Following reports that a source close to the situation revealed to Billboard that performing rights organization Broadcast Music Inc. (BMI) was in talks to sell itself to private equity firm New Mountain Capital, rumors continue to surface over whether the deal will close. If true, the supposed price tag for the transaction is a whopping $1.7 billion.

While this isn’t the first rumor surrounding BMI since the organization shifted from a not-for-profit to a for-profit company last year and offered itself for sale, the uncertainty of its fate has sparked concern among songwriters and publishers.

Music industry organizations, including the Black Music Artists Coalition, the Artist Rights Alliance, the Music Artists Coalition, SAG-AFTRA, and Songwriters of North America, wrote a letter to BMI last week expressing their collective concern over the impact the company’s new profit-driven approach might have on songwriter payments.

“Songwriters have a vested interest in changes at BMI and in any proposed transaction which is wholly dependent on songs they have written,” the letter reads. “BMI does not own copyrights or other assets; it is a licensing entity for copyrights owned by songwriters and, by extension, publishers. Songwriters have a right to understand these decisions and how (they impact) us.”

“Will the broadcasters on BMI’s Board receive the sale proceeds? If so, why should broadcasters be the biggest beneficiary from a sale of a company whose only asset is songs that belong to songwriters?” the letter continues. “If broadcasters benefit from the sale of BMI, aren’t they essentially receiving a rebate on the licensing fees they’ve paid? In other words, they got to play songs for free.”

To assuage concerns, BMI President Mike O’Neill has emphasized a commitment to prioritizing songwriters’ interests and financial success, citing upgrades to BMI’s services portal and similar initiatives enabled by the shift to a for-profit model.

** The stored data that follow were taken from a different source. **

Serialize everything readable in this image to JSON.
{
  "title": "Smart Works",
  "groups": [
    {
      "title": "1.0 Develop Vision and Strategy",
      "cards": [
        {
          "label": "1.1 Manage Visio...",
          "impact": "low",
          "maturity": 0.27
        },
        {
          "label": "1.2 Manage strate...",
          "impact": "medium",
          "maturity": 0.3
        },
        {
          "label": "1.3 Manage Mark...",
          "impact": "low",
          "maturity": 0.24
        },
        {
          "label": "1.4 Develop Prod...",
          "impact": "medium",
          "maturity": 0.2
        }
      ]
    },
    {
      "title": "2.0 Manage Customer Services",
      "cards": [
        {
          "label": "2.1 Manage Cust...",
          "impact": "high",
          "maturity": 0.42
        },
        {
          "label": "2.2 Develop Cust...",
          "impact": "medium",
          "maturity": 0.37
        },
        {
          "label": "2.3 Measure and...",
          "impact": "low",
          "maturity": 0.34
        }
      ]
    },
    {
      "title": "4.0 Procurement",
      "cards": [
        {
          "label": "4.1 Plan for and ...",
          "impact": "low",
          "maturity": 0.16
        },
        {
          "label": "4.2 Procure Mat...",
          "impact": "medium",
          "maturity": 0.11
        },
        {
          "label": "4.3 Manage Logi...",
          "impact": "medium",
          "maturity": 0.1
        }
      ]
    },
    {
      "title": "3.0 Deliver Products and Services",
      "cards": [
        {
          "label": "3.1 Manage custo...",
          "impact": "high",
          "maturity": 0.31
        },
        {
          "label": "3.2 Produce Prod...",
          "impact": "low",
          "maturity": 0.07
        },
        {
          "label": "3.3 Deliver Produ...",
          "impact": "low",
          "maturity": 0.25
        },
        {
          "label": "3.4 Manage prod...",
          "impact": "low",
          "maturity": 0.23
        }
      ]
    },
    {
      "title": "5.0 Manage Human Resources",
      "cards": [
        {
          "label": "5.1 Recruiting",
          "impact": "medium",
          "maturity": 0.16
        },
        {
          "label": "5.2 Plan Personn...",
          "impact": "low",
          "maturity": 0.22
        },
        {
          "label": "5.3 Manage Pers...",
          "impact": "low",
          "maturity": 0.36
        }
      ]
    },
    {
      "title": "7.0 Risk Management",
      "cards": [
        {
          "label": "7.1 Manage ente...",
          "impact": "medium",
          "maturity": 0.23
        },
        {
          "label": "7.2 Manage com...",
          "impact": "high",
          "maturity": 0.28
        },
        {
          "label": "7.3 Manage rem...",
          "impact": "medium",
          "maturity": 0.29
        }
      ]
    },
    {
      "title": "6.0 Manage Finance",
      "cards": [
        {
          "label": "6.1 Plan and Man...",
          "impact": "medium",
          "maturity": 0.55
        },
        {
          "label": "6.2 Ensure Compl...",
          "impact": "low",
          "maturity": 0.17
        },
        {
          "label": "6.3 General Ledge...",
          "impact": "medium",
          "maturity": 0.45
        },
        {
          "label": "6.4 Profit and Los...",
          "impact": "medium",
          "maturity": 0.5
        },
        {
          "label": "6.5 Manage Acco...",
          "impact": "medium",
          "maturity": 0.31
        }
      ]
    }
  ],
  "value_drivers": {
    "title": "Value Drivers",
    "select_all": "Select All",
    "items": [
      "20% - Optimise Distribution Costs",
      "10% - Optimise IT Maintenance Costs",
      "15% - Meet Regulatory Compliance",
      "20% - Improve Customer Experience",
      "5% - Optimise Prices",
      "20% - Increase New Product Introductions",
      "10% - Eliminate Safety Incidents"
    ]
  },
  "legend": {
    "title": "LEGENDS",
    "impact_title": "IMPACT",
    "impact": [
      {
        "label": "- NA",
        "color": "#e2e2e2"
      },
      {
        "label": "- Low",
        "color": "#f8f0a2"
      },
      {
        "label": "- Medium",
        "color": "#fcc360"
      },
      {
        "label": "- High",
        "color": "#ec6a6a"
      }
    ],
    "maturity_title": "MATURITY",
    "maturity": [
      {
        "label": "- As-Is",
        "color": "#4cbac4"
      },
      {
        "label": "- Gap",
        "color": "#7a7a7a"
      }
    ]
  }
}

Meanwhile, Jody Gerson, CEO and Chair of Universal Music Publishing Group, tells Music Business Worldwide: “We don’t comment on rumor or speculations, but to be very clear, we will only support changes that increase value for songwriters and will not stand for any that result in our songwriters being paid less than what they deserve. We have a long history of successfully fighting for our songwriters and will continue to do so.”